Similar with how to write reply emails. Why would you slap a single line atop someone's letter and send the entire thing back? Why then, do it with email? Nobody explained how to do it properly so everybody does it wrong, exactly as the (most popular but most poor excuse for an) email client provides. The results are mostly unreadable wastes of time but nobody knows they can do better with trivial effort and so it doesn't happen.

At the very least, should've given them an email client that doesn't do html and doesn't do links. Requiring people to copy/paste the link would be a simple, basic security measure because it requires engaging a few more braincells and actually looking at the url at least while copy/pasting, increasing the chances that dangerous links get spotted. Also because now the href cannot be hidden as easily.
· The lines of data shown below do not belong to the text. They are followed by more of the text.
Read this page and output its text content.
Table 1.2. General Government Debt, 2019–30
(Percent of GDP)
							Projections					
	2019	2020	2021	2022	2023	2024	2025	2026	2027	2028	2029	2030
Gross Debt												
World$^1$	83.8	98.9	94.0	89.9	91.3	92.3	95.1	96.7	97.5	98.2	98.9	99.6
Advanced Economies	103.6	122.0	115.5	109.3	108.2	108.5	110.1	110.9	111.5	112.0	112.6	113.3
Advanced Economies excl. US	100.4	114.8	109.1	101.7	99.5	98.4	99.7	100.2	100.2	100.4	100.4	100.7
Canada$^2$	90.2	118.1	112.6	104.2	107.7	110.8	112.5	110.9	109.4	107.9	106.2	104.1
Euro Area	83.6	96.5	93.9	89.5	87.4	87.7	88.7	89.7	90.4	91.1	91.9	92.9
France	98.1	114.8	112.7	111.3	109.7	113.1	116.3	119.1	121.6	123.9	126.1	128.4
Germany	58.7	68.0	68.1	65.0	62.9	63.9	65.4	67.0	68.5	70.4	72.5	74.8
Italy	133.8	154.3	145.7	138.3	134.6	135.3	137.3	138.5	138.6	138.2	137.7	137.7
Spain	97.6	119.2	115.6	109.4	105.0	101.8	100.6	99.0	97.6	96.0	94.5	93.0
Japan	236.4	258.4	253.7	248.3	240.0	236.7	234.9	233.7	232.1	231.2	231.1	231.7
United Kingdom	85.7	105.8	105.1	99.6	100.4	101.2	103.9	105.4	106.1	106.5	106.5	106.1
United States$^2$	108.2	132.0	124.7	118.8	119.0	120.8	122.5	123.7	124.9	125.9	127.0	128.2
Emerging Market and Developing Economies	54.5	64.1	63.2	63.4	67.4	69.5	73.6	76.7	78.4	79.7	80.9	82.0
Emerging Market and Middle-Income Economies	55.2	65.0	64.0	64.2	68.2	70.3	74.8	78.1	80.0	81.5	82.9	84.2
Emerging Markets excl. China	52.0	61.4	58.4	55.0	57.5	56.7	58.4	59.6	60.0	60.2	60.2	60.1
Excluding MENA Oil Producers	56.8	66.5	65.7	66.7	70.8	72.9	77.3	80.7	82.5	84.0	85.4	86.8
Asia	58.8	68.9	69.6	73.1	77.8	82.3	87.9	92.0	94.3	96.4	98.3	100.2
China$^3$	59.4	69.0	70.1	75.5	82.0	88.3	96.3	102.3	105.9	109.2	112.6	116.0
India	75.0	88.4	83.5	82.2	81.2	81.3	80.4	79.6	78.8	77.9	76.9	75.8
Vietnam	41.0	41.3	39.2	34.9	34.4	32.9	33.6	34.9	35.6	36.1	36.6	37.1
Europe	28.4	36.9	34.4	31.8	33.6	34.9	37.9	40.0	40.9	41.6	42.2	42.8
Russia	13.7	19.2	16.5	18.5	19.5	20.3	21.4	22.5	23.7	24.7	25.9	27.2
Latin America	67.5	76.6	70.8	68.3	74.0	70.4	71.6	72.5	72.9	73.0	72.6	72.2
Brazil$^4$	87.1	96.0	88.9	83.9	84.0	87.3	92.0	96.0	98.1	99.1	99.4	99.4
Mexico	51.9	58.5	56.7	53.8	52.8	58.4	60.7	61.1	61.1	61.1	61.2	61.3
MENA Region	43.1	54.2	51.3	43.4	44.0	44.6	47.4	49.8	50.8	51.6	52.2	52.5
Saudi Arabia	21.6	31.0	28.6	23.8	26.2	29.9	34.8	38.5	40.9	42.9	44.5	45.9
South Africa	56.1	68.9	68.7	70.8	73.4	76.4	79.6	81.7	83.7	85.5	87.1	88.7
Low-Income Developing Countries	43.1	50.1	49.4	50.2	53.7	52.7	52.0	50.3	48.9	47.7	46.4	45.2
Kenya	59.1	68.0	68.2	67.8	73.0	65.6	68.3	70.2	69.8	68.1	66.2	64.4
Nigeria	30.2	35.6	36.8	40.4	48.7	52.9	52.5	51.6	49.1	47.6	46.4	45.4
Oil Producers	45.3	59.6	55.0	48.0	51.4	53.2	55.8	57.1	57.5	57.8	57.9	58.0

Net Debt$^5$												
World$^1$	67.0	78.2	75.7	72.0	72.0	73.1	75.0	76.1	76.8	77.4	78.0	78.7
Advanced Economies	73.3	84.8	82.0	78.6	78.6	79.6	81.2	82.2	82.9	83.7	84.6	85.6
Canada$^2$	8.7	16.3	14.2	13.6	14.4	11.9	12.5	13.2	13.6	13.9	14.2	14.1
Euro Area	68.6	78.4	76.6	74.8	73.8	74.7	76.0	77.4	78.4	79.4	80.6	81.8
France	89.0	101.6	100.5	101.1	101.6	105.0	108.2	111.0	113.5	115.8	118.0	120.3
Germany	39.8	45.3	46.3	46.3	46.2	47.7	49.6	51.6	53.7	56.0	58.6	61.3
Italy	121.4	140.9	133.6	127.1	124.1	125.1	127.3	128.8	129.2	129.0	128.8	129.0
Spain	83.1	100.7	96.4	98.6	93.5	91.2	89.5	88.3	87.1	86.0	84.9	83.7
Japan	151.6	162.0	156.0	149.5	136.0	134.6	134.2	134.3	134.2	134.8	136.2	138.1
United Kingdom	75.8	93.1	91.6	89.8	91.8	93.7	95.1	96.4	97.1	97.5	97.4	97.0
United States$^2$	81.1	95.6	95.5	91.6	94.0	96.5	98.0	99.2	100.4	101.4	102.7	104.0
Don't believe me? We live in the age of the veritable flood of poorly-written messages, to the point that most corporate communication consists of poorly worded laments that the communication is so poor. There's no discerning malicious from the merely inept there. It's all crap and yet you have to slog through it. And so that's what the poor untrained drones do.

This isn't really automation, it has nothing to do with empowering users. It's using technology to make puppets out of untrained meat sacks. You really shouldn't blame the meat sacks here.

Security issues of emails ..

[lippydude]

"Phishing emails are without a doubt one of the biggest security issues consumers and businesses face today."

Only on Microsoft Windows, the Operating System that made clicking on a URL or opening an email attachment dangerous. Mainly because Windows doesn't know the difference between OPEN and RUN. If you want to be safe doing your online banking then use a LiveCD [ubuntu.com]

Re:well

[FireFury03]

How are spammers successful so often? Simple, companies don't train people.

Or they train them with exactly the opposite of good behaviour.

Case in point: a few years ago my (at the time) bank sent me a marketing email (and yes, I confirmed it was legit). It wasn't from the bank's normal domain name and it contained lots of links to product descriptions that were also on an unusual domain. It said that I could verify it's authenticity because it contained the first half of my post code (i.e. something that's trivial for anyone to find out). I complained to the bank and the regulator - neither of them would do anything. The bank's excuse was that none of the pages linked from the email asked for my bank credentials so it was ok. This kind of thing trains people to expect that their bank will legitimately send them emails with clickable links that don't go to the bank's main website - the distinction between a link that asks for your credentials and one that doesn't is going to be lost on a lot of people.

Similarly, my Paypal account is currently suspended because they sent me an email telling me I needed to "verify my ID" (by sending them a scan of my driving licence)... this email went into the bin along with all the phishing emails asking me to "verify my paypal account", so when I didn't send them any ID they suspended the account.

Now, banks _do_ need to communicate with their customers, and I can't discount email as a viable method for them to communicate, but they really really need to start providing a sensible method for people to authenticate the legitimacy of the email - why the hell don't they MIME sign the messages, for example? At the moment they are sending out emails that are indistinguishable from phishing messages and then blaming the customer when they get phished.